Он подчинился. По мере чтения улыбка сползла с его лица. Наконец Жак поднял глаза на Беллу.

— Послушай, какая дурацкая шутка. Ты… как ты ухитрилась сделать эту гадость?

— Это не фальшивка. Подлинная статья из подлинной газеты тысяча девятьсот восемьдесят пятого года.

— Вот-вот! Выходит, фальшивка!

— Жак, поверь мне, статья подлинная. Дело в том, что те четыре дня, когда меня здесь не было, я провела там, в своей эпохе.

— Где ты провела их?

— Ты же помнишь, как я исчезла: между номерами, в темноте, когда вращался «калейдоскоп».

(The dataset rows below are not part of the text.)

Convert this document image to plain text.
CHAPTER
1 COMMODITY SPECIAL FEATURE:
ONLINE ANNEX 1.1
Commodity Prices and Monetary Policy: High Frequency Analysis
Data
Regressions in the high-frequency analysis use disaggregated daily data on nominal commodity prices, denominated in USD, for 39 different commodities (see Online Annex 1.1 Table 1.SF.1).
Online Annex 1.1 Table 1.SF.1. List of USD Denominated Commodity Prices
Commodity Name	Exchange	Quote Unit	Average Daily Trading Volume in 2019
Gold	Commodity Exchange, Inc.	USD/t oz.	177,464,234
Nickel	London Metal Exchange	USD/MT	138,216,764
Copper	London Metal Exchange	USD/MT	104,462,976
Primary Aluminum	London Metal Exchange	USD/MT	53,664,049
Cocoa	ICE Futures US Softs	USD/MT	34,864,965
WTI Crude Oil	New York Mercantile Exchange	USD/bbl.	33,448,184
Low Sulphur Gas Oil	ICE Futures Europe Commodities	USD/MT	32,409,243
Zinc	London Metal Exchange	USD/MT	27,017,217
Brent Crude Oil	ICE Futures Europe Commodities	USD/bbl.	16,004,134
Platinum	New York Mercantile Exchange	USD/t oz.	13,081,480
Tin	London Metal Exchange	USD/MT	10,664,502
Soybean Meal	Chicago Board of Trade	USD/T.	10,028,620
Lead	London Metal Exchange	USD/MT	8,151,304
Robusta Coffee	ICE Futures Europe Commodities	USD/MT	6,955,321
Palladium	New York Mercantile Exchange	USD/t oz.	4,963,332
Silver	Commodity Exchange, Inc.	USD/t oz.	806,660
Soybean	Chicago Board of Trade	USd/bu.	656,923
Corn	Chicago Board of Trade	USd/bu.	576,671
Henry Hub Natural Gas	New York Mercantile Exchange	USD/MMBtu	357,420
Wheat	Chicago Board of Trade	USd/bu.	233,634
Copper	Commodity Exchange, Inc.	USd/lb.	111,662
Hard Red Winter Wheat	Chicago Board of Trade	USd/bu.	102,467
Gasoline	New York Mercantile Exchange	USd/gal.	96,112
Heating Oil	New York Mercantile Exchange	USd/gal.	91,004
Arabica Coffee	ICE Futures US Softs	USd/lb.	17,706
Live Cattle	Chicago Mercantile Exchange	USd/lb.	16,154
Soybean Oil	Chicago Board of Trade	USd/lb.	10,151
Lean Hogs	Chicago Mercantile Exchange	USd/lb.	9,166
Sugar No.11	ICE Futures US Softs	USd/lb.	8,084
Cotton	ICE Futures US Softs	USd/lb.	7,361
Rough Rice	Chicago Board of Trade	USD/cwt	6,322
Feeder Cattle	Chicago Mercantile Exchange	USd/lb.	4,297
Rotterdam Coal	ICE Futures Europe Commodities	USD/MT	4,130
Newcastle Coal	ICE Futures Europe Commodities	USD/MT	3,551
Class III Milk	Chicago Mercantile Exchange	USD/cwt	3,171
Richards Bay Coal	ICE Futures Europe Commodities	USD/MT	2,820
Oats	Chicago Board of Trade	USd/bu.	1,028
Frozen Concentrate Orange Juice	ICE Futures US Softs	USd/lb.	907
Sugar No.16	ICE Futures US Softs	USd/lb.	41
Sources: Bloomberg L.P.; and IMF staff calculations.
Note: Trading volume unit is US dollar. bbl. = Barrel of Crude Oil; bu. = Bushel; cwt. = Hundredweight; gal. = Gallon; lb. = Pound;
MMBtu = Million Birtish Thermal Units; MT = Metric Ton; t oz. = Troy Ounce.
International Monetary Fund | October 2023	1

— Мне ли не помнить, как ты пропала!

— Ну так вот, как раз в ту секунду неведомая сила утащила меня обратно, в мое время. Только что я бежала со сцены после исполнения номера «Три девчушки», а в следующее мгновение…

— Что?

— Оказалась среди моцартовского дуэта в конце двадцатого века. Там, в моем родном времени я провела четыре дня. И попыталась отыскать ключ к твоему убийству. Увы, я так и не выяснила, кто тебя убил, но ксерокс статьи все-таки сумела прихватить с собой.

— Ксерокс?

— Так называется технология копирования текста — ну что-то вроде фотографии, только мгновенной.

Жак тряхнул головой и щелкнул пальцем по бумаге.

— И все-таки я не верю, что это не сказка.

— Это не сказка, Жак! — горячо возразила девушка. — Поверь! Я совершила путешествие во времени, чтобы спасти тебя. Во имя своей безопасности ты должен оставить театр. В противном случае в следующий вторник, четвертого августа, ты будешь убит.